On the flip side, “them, but not really” allowed students of color to pick and choose the desired traits of their racial background when it was encouraged and deemed appropriate by those around them, even if they really had nothing to pull from. It wasn’t uncommon to hear a student of color who grew up in Westport say, “I’m totally afraid of black people, I wouldn’t dare go to Norwalk alone at night,” but then turn around and say, “I’m that loud because I’m black.”

The way to survive was to feed the biases, which began by belittling the group of people your peers associated you with. I constantly stoked the fires of prejudice, to stay afloat.

The “us, not them” and “them, but not really” outlook paved the perfect path to shaping one’s identity by the group that was in power: white, privileged, heterosexual teenagers.

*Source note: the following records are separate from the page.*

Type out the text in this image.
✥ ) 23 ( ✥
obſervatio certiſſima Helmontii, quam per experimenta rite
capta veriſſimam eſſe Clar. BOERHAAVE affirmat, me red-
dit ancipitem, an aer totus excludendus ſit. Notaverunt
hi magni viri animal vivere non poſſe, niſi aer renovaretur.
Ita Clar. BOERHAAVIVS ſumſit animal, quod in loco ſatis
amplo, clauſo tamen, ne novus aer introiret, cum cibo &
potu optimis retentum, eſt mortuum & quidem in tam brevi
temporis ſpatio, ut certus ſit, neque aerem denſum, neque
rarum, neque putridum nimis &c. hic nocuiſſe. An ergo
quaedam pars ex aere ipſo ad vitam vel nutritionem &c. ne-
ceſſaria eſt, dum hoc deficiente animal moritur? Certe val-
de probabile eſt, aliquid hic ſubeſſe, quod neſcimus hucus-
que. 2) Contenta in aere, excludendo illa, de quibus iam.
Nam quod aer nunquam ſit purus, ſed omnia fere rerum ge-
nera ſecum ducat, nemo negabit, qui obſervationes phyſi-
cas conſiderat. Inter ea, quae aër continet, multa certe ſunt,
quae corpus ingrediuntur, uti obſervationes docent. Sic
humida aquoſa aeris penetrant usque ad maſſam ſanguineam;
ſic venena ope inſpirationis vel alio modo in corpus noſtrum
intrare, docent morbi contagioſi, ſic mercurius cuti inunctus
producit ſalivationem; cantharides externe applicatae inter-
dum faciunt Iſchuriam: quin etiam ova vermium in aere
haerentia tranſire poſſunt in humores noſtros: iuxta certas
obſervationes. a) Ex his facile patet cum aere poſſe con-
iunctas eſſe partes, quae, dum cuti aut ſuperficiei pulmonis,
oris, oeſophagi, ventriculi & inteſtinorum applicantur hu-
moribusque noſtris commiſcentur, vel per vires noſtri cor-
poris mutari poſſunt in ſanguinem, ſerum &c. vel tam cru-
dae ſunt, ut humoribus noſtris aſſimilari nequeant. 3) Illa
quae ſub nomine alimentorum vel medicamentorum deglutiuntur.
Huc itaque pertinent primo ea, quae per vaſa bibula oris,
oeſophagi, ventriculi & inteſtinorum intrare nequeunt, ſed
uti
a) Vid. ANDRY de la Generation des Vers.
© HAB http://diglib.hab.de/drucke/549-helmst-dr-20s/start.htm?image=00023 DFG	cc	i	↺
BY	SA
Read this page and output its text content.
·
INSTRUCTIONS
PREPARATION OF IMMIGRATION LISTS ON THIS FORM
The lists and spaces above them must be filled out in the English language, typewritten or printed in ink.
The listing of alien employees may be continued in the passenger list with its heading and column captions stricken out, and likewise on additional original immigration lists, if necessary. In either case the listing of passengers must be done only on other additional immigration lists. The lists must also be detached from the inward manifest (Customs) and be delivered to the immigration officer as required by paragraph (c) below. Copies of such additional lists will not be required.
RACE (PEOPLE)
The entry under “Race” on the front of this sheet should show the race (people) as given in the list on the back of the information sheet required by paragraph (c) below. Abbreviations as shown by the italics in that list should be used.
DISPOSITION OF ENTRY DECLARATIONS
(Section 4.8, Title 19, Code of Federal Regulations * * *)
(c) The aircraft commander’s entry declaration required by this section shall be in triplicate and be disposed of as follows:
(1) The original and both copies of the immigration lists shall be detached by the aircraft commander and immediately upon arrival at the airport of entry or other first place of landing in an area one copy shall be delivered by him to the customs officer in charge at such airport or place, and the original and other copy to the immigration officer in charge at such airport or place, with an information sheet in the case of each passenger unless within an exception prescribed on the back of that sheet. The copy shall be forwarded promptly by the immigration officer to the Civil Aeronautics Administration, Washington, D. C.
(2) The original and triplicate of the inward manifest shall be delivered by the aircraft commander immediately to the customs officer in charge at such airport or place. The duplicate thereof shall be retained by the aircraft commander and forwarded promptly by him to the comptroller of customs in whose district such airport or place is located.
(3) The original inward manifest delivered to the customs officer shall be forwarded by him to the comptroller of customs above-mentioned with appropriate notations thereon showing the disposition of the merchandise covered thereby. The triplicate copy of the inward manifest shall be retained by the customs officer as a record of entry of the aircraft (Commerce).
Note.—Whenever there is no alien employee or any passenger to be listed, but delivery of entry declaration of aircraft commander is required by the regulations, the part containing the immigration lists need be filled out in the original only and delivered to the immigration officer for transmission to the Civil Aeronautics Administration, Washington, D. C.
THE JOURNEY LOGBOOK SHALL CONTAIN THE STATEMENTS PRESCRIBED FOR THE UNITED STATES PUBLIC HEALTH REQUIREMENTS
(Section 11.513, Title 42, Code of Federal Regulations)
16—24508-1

I experienced this first hand by constantly being told the way I acted was because of my racial background. However, the real reasons lay locked away. If I ever combated this assumption, I would have been ostracized.

I saw it happen to students of color who called kids out for their prejudice. Not only did I not realize how confining it was to be forced into a tightly woven box using the fabric of essentialism, but they didn’t even realize that it was wrong.

Even though I’m biracial, I was labeled “black.” Even though I’m Italian, I was labeled “ghetto.” Even though I lived in Westport, I was associated with Bridgeport.

Kelly Powers today.

In the Westport I grew up in, a place people would not dare call anything other than “open, inclusive, and liberal,” these issues simply weren’t discussed.

I believe Westporters are so afraid of the word “racist” because it’s heavy and is seen as a binary. In reality, it’s a spectrum. We all have racial biases — it’s natural for our brains to categorize based on superficial attributes — but it’s not okay to denigrate entire groups of people due to perceived differences.

However, is it fair to expect a group of students who very rarely escape homogeneiy to be empathetic to other walks of life?

We can break this cycle. We must encourage students to talk about it, encourage the difficult conversations, write essays about white privilege, volunteer at a soup kitchen outside of Westport.

It’s never too late to unlearn prejudice. But first you must acknowledge that it exists.